5 Replies Latest reply on Sep 9, 2009 1:41 PM by eobiont

    Users Spontaneously orphaned

      Today, I had a group with 101 users spontaneously reduced to 9 users. The remaining 92 users got moved to Orphans.

      Then when the laptops synchronized, it locked out all the users that were logged in. Most users were no longer authorized for their laptops.

      Users rebooted their machines and got "unknown user" errors. THe users were no longer assigned to the machines because they somehow got orphaned.

      Obviously, this is a pretty big problem. All our encrypted laptops all locked their users out at about the same time, and to get them back in they had to run a recovery.

      I have called in to tech support and they got me running again, but no cause for this event is evident. We are still in a test rollout with ~60 laptops, but are looking to deploy to our 1300 laptops. Now I am a little worried because if this happens after the full rollout, I could be looking for a new job.

      I don;t have much experience with Endpoint Encryption. We have been trying to get it rolled out for almost a 6 months now and have been having lots of problems.

      Is anyone using Endpoint Encryption on more than 100 machines, and have you had catastrophic failures like I experienced today? I am nervous about deploying to the whole enterprise.
        • 1. RE: Users Spontaneously orphaned
          move up to the current version, the spontaneous lockout was resolved.

          the problem is probably that you're running on a slow server which has not gone through any performance tuning - this kind of thing will get resolved during your pre deployment services (if you have that as part of your contract).

          Orphans most commonly occur when a group action (add to, remove to) gets aborted because the connection dropped, or timed out because things were too busy.
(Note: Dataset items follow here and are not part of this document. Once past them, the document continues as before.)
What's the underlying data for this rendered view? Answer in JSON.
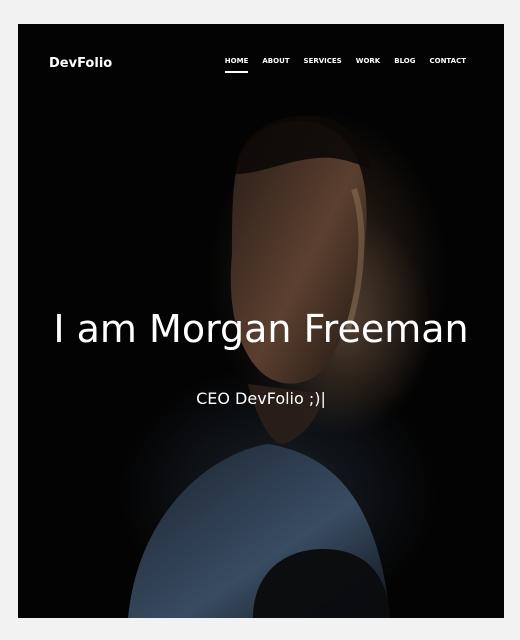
{
  "navbar": {
    "brand": "DevFolio",
    "items": [
      {
        "label": "HOME"
      },
      {
        "label": "ABOUT"
      },
      {
        "label": "SERVICES"
      },
      {
        "label": "WORK"
      },
      {
        "label": "BLOG"
      },
      {
        "label": "CONTACT"
      }
    ]
  },
  "hero": {
    "title": "I am Morgan Freeman",
    "subtitle": "CEO DevFolio ;)|"
  }
}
Thats why I suggest it may be the server performance (are you running a vm with a tier2/3 SAN connection for example?)

          At 1600 machines, you'll be one of the smallest deployments, so there should be no problems as long as you throw a half decent server at it.
          • 2. RE: Users Spontaneously orphaned
            I'm already running which I think is the most current.

            The server is a 4 way Xeon 2.6 with 4 gigs of ram and OS, APP, DATA on different volumes. Frankly, with 80 computers and 200 users assigned, I don't think the server should be stressed at all.
            • 3. RE: Users Spontaneously orphaned
              my plan to protect against any kind of orphaned user is to built a helpdesk type user into the template install
              • 4. RE: Users Spontaneously orphaned
                First off, call support. Anything I can tell you is at face-value, and should not be considered as coming from McAfee. As always, test any and all changes to your environment before implementing them in Production.

                -- Check your AV exclusions. We had to exclude the SBData folder from On-Acess scanning.
                -- Assign low-risk processes. We had to declare several EEPC processes as low-risk processes so they weren't scanned when run. The important one I believe was SBDBServer.exe.
                -- Check your versions. We found we had multiple versions across some files as a result of incorrect upgrade procedures. The way we found out was by checking the about page, and then checking System tab-->Endpoint Encryption Server Groups --> SafeBoot Server--> Get Status. We found that the about page and the get status showed different versions, which then led us to look at the actual modules installed.
                • 5. RE: Users Spontaneously orphaned
                  Thanks for the tips. I will make the suggested changes to my AV policy on the EE server.

                  I think it would be appropriate to add this kind of advice to the "Enterprise Best Practices Guide."

                  In fact it is in the guide.